I am new to Keras, and I don’t really understand how many units I have to put for every layer. Is the number related to my input_shape? or just put a random number for it? For example, why they decide to put 32 units for the first layer and 10 units for the second layer from the code below? Thanks
model = models.Sequential() model.add(layers.Dense(32, activation=‘relu’, input_shape=(784,))) model.add(layers.Dense(10, activation=‘softmax’))
The choice of the number of units in the first layer (32) is a hyperparameter that determines the number of neurons and outputs. The number of units in the last layer (10) is typically based on the number of classes in a classification problem. In this case, it suggests that the network is being used for a classification task with 10 classes.
Does that mean it should be fine to put random number for the first layer? And the number of last layer depends on the result I want. For example, if I want the result to be 0 and 1, then the number of last layer should be 1?

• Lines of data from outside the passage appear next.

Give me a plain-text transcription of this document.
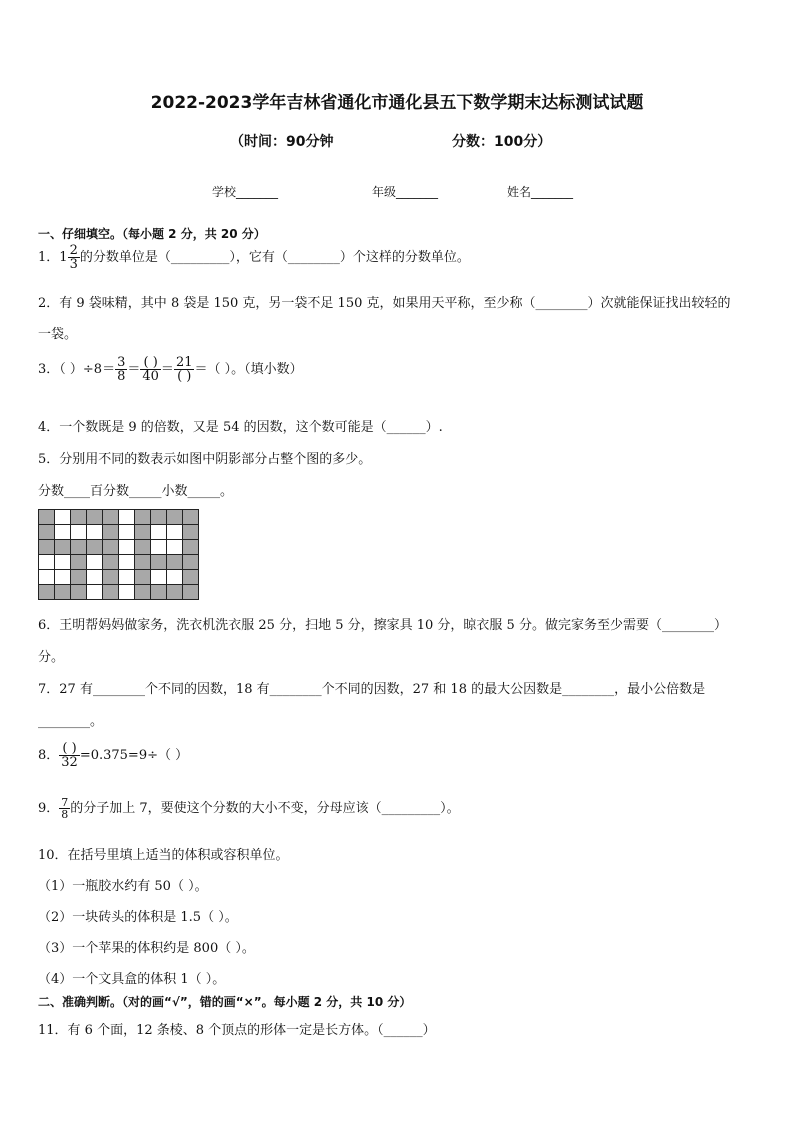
2022-2023学年吉林省通化市通化县五下数学期末达标测试试题
（时间：90分钟	分数：100分）
学校_______	年级_______	姓名_______
一、仔细填空。（每小题 2 分，共 20 分）
1．$1 \frac{2}{3}$ 的分数单位是（_________），它有（________）个这样的分数单位。
2．有 9 袋味精，其中 8 袋是 150 克，另一袋不足 150 克，如果用天平称，至少称（________）次就能保证找出较轻的
一袋。
3．（ ）$\div 8= \frac{3}{8} = \frac{( )}{40} = \frac{21}{( )}$ ＝（ ）。（填小数）
4．一个数既是 9 的倍数，又是 54 的因数，这个数可能是（______）.
5．分别用不同的数表示如图中阴影部分占整个图的多少。
分数____百分数_____小数_____。
6．王明帮妈妈做家务，洗衣机洗衣服 25 分，扫地 5 分，擦家具 10 分，晾衣服 5 分。做完家务至少需要（________）
分。
7．27 有________个不同的因数，18 有________个不同的因数，27 和 18 的最大公因数是________，最小公倍数是
________。
8． $\frac{( )}{32} =0.375=9\div$（ ）
9． $\frac{7}{8}$ 的分子加上 7，要使这个分数的大小不变，分母应该（_________）。
10．在括号里填上适当的体积或容积单位。
（1）一瓶胶水约有 50（ ）。
（2）一块砖头的体积是 1.5（ ）。
（3）一个苹果的体积约是 800（ ）。
（4）一个文具盒的体积 1（ ）。
二、准确判断。（对的画“√”，错的画“×”。每小题 2 分，共 10 分）
11．有 6 个面，12 条棱、8 个顶点的形体一定是长方体。（______）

Does that mean it should be fine to put random number for the first layer?
The number of units in the first layer should not be random but should be determined based on the complexity of the data. Too few units can result in poor performance, while an excessive number of units can lead to overfitting. It is generally advisable to start with a small number of units and gradually increase complexity if necessary.
if I want the result to be 0 and 1, then the number of last layer should be 1?
You should use model.add(layers.Dense(1, activation='sigmoid')) as the final layer of your neural network.